The Best Way to Choose, Store, and Ripen Pears

The Best Way to Choose, Store, and Ripen Pears

(Image credit: annata78/Shutterstock)

We're heading into fall fruit season, and while I'm not much of an apple person, I welcome pears with open arms. I'm not too picky about which varieties either — any and all, including those delicate Asian pears, are absolutely delicious to me.

I grew up believing that the best pears came in gift boxes around the holidays, and while those expensive pears are amazing, I learned that I can pick good ones out at the store myself instead. With a little know-how, you too can choose and ripen pears to perfection!
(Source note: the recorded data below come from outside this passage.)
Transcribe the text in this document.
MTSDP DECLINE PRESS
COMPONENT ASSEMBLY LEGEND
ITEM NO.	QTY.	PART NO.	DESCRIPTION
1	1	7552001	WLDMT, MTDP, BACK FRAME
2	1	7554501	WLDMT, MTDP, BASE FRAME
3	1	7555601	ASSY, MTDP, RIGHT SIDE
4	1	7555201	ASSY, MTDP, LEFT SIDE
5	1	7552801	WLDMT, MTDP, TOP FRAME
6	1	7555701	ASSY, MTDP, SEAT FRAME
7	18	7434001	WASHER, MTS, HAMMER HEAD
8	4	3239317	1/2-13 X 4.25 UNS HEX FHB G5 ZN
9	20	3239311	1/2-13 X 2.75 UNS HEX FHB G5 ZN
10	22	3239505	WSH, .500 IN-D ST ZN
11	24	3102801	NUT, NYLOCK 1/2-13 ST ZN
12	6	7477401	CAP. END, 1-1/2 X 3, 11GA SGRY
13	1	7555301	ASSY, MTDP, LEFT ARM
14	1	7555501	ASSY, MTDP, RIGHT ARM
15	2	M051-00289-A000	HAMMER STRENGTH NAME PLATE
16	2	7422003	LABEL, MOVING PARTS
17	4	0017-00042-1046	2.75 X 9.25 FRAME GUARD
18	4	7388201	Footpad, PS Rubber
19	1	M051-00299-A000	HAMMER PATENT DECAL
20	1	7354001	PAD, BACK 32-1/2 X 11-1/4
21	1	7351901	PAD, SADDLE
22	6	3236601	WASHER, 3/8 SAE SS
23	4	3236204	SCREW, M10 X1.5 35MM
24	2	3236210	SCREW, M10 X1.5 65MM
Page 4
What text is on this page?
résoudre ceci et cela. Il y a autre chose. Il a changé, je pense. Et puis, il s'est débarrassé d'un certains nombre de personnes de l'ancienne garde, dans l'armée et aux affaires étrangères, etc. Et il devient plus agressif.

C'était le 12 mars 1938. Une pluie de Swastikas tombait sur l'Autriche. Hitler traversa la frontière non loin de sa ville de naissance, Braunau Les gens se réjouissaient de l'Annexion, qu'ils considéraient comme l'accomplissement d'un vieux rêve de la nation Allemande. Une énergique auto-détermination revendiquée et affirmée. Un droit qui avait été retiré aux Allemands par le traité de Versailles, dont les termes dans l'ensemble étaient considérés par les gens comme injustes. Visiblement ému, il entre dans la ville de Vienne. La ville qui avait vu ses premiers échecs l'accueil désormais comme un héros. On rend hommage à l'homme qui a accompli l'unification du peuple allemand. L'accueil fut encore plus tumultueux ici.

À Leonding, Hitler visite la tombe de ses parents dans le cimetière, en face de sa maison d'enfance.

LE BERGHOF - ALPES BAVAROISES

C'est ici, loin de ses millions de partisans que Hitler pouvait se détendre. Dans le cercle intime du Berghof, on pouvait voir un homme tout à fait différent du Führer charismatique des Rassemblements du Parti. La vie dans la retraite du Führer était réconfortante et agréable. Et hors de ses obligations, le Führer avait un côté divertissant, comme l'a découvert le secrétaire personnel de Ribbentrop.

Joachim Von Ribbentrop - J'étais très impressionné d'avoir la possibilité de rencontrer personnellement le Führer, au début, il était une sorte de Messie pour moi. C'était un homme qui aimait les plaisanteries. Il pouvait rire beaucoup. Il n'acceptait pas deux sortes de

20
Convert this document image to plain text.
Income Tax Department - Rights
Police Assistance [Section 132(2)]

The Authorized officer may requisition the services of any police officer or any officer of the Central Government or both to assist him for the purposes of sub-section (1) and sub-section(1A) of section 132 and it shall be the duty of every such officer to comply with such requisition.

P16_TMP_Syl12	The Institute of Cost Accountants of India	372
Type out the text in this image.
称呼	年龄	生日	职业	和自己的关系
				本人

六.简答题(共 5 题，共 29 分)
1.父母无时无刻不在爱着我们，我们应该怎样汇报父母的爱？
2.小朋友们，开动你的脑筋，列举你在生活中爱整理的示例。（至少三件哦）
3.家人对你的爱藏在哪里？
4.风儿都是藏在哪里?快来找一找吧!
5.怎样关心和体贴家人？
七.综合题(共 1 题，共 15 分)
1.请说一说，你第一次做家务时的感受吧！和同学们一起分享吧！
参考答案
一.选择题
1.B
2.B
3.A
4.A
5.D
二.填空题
(Image credit: Christine Gallary)

How to Shop for Regular Pears

  • Common Varieties: Anjou, Bartlett, Bosc, Comice, Concorde, Florelle, French Butter, Seckel, Starkrimson
  • How they ripen: These pears actually ripen best off the tree, so they are harvested mature but not ripe. After they go through a brief chilling period, the pears ripen from the inside out.
  • How to pick them: Your eating timeline determines how you pick pears. If you are looking for a ripe pear to eat immediately, press a finger gently into the top of the pear just where the stem joins the fruit. If it just starts to give there, the fruit is ripe. Don't buy pears that are soft anywhere else, as that indicates that they are overripe and the flesh will be mushy and mealy. If you want to eat the pears in a few days, the top should still be hard.
  • How to store and ripen them: Store pears at room temperature, and depending on the variety, they will ripen in a few days. If you want to speed things up, place the pears in a paper bag with a ripe banana or apple — these other fruits give off ethylene gas, which the pears will soak up and then start to produce themselves, speeding up the ripening process.
(Image credit: Christine Gallary)

How to Shop for Asian Pears (Apple Pears)

  • Common Varieties: Asian, Apple, Chinese, Chojuro, Japanese, Korean, Nijisseiki, Shinko, Shinseiki, Taiwan
  • How they're different from regular pears: These pears have a texture and shape much more similar to apples than regular pears. They are eaten crisp and are often sold in protective soft coverings to prevent bruising. The skin is brown or yellow in some varieties, and the brown ones have rough, russet potato-like skins.
  • How they ripen: These pears do not need a chilling period before ripening and are mostly ripened on the tree.
  • How to pick them: Again, your eating timeline determines how you pick these pears. If you are looking for a ripe pear to eat immediately, find a browner or more yellow-colored pear with no green undertones. There should be no soft spots on the pears, and it should be very firm. If you want to eat the pears in a few days, green is fine.
  • How to store and ripen them: If the pears are not ripe, store at room temperature in a single layer until they darken in color. Once they are ripe, store in the refrigerator where they can actually last for a few weeks. Again, if you want to speed up the ripening, put them in a paper bag with a ripe banana or apple.